Straight after I went to the Galicia Jewish Museum (Galicia is an old name for this part of Poland), which is dedicated to preserving the memory of Jewish life in the south of Poland after the Holocaust. It is in the old Jewish Kazimierz quarter and I heard a fantastic trio called Nazzar who played a great variety of Jewish music. The only thing to do after that was to eat at one of the Jewish restaurants nearby. I had a very good meal at Arka Noego (Noah's Ark) - barley & vegetable soup with meatballs, fried goose & potatoes, and crepes with sweet creamy cheese, and drank my first kosher wine, Carmel Cabernet Merlot, and a honey liqueur as a digestive.

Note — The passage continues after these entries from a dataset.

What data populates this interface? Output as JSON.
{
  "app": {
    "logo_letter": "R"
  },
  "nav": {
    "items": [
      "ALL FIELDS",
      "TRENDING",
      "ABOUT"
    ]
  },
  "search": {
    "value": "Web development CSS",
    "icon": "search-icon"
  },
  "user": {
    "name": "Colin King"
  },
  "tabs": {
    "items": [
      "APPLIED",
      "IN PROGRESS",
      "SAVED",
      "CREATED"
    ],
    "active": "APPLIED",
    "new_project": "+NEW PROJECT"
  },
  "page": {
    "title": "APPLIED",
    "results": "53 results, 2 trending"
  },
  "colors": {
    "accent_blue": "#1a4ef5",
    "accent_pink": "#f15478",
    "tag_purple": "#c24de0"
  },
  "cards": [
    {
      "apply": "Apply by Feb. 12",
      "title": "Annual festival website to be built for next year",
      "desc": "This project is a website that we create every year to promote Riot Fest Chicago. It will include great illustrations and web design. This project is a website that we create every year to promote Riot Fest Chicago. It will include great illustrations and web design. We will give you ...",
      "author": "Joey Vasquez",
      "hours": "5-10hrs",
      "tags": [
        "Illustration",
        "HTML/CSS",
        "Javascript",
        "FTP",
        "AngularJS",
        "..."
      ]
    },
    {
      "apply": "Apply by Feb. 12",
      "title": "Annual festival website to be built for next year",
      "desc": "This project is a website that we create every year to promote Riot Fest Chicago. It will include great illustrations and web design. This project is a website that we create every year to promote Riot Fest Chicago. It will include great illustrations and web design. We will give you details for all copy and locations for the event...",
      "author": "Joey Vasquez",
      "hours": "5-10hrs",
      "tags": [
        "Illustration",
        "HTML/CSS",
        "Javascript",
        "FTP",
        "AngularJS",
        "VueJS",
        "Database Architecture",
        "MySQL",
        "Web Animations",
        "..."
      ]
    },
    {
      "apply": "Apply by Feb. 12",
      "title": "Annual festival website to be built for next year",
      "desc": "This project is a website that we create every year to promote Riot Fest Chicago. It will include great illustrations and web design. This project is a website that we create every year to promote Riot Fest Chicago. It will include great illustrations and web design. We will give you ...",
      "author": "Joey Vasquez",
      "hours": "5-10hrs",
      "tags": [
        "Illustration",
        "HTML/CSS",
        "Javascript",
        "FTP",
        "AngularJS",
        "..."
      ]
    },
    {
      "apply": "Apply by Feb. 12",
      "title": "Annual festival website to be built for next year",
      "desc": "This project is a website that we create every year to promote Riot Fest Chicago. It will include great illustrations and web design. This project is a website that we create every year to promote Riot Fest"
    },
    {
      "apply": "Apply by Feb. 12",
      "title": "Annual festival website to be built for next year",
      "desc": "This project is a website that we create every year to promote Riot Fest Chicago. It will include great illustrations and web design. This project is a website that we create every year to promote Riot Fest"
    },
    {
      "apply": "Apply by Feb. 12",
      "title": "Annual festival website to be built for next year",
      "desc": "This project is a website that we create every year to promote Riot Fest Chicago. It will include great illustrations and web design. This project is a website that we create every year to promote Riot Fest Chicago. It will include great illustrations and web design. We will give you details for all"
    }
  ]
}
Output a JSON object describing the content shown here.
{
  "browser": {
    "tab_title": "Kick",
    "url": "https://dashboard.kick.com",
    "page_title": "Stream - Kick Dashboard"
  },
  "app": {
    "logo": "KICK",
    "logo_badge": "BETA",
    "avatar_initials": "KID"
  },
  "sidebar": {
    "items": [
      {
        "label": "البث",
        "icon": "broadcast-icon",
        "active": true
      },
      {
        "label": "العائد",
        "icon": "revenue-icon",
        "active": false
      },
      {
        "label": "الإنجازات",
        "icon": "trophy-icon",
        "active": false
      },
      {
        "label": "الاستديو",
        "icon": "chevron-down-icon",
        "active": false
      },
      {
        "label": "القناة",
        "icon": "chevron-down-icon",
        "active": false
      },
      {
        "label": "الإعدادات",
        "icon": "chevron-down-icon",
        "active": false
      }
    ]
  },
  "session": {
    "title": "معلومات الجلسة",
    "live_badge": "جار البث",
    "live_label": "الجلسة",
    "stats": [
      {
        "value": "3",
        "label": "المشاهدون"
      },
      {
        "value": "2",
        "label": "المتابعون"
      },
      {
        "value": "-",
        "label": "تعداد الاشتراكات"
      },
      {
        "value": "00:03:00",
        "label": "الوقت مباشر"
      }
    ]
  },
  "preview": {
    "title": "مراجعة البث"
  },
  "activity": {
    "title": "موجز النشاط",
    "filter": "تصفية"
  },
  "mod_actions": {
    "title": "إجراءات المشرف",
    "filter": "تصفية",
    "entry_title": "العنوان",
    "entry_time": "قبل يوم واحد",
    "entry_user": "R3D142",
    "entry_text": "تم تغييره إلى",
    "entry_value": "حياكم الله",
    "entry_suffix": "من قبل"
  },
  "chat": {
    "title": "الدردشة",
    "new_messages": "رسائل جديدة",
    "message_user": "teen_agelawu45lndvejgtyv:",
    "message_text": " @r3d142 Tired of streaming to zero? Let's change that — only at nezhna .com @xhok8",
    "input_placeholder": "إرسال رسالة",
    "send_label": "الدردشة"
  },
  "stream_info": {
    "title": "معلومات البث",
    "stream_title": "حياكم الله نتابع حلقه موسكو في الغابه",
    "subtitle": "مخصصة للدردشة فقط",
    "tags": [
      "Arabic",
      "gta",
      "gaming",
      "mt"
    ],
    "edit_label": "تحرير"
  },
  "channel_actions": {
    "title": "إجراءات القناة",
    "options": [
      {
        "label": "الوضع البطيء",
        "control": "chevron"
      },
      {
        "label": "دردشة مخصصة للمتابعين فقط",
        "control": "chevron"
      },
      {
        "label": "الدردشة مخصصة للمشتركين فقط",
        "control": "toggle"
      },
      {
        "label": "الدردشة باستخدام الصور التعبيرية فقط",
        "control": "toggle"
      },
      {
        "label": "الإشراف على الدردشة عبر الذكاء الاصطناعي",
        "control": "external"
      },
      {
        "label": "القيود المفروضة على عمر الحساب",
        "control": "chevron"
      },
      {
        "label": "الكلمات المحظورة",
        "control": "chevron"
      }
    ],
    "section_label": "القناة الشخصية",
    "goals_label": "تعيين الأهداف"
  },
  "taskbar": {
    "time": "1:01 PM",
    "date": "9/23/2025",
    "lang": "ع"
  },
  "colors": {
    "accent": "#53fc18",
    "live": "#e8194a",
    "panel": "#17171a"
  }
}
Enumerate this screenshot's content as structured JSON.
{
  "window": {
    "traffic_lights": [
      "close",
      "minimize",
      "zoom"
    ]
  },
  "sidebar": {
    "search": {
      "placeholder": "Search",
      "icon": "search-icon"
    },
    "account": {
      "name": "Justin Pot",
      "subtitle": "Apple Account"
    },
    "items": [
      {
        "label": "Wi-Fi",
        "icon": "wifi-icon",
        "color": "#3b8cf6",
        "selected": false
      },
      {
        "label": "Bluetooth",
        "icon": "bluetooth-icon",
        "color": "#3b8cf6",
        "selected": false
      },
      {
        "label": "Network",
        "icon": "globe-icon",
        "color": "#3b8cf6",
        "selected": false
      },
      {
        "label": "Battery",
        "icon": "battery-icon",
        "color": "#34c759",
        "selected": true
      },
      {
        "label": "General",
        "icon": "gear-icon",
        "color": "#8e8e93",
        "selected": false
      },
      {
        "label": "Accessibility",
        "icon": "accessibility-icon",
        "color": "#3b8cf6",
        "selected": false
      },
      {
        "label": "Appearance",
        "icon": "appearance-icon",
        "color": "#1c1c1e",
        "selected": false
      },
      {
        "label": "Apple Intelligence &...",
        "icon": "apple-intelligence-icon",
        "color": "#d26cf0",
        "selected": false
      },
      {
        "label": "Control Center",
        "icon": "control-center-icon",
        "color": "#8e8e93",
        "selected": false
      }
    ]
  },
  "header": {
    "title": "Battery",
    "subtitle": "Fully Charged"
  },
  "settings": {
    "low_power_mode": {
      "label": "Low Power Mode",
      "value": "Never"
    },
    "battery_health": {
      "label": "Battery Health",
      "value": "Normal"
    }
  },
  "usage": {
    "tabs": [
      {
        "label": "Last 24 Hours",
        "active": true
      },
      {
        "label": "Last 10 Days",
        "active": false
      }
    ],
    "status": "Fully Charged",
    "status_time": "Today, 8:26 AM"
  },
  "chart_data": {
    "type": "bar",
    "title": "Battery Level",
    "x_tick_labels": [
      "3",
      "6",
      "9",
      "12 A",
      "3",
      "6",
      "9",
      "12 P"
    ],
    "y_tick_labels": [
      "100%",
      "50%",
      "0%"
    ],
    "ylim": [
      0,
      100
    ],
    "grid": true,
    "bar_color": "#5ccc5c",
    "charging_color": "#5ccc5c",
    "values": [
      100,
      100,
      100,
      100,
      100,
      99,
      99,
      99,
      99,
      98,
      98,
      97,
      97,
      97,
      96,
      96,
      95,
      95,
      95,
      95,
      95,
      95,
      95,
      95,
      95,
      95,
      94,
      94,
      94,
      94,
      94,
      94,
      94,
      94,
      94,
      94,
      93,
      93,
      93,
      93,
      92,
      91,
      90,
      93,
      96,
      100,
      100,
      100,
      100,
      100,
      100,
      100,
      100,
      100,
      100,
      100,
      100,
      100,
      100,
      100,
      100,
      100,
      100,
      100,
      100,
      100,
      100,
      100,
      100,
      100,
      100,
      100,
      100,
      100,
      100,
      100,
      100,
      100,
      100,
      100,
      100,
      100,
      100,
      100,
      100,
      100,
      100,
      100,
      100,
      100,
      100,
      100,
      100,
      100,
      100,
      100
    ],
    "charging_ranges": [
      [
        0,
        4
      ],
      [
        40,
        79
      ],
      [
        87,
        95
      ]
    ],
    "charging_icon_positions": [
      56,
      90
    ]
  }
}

Krakow is dominated by Wawel Hill which was the first centre of political power in Poland, from around 1000AD, lasting until the capital was moved to Warsaw in the late 1500s. It comprises a large castle, royal apartments, museum, and the cathedral, considered to be the most important building in Poland, where most of Poland's kings were crowned, including the first Polish King Wladyslaw the Short (aka as the Elbow-high) in 1319, and where many are buried
In the afternoon I caught a bus to the Wieliczka Salt Mines, on the outskirts of Krakow. Although quite touristy they are fascinating. We started by descending 380 steps to the first level at 64 metres, then continued until we reached 150 metres underground (the deepest shaft is 327 metres). As you walk along the tunnels and galleries everything is made of salt - the paths, walls, ceilings, etc. So many people have walked there that it looks like stone and in some parts almost like polished marble. You can scratch the wall as you go along and taste the salt. We passed by the St Anthony's Chapel built in the 17th century, the huge Chapel of St Kinga (22,000 metres cubed) which is decorated with salt statues, sculptures, murals, etc., another huge hall used for receptions, congresses, etc, and a salt lake that has 300 grams of salt per litre.
In a few sections pine logs have been used for supports and we were told by the guide that although pine is a soft wood, it becomes rock hard in the salty environment. The air in the mine is supposed to be very good for your lungs and there is a constant 15 degree temperature
The trip back up to the surface was very interesting, or scary, if you are at all claustrophobic or don't like confined spaces. The lift has 4 cages taking 9 people each. There is barely enough room to fit 9 people, and with backpacks, bags, etc it's even tighter and there is no light, so basically you are squashed into a dark cage that rattles slowly up to the surface (at least you can't fall over because you are squashed so tight next to your fellow passengers). I ended up having dinner that night with an English couple I met while waiting half an hour for a bus in the rain. Later, for a nightcap I unsuccessfully tried to find the Noworolski Café where Lenin used to entertain both his wife and his mistress (separately I presume), but found a pub 4-5 metres underground, where there was a big group of Danish university students from Copenhagen and I discussed our relative education systems with a young guy who talked to me while swaying on a swing in front of the tiny bar while drinking double shots of absinthe (88% alcohol by volume) - him, not me, I drank a local drink called something balsam which the bartenders recommended to me. The students in his group ranged from 17 to 70 and the student explained how egalitarian and informal the Danish schools and universities were, eg teachers and students mix and socialise after school. The Danish girls were getting very boisterous and drunk and asking the bartenders 'are you having fun' - the poor bartenders had been working 15 hours, and no doubt were paid poorly and tried not to look resentful about what to them were young, rich kids out having a good time.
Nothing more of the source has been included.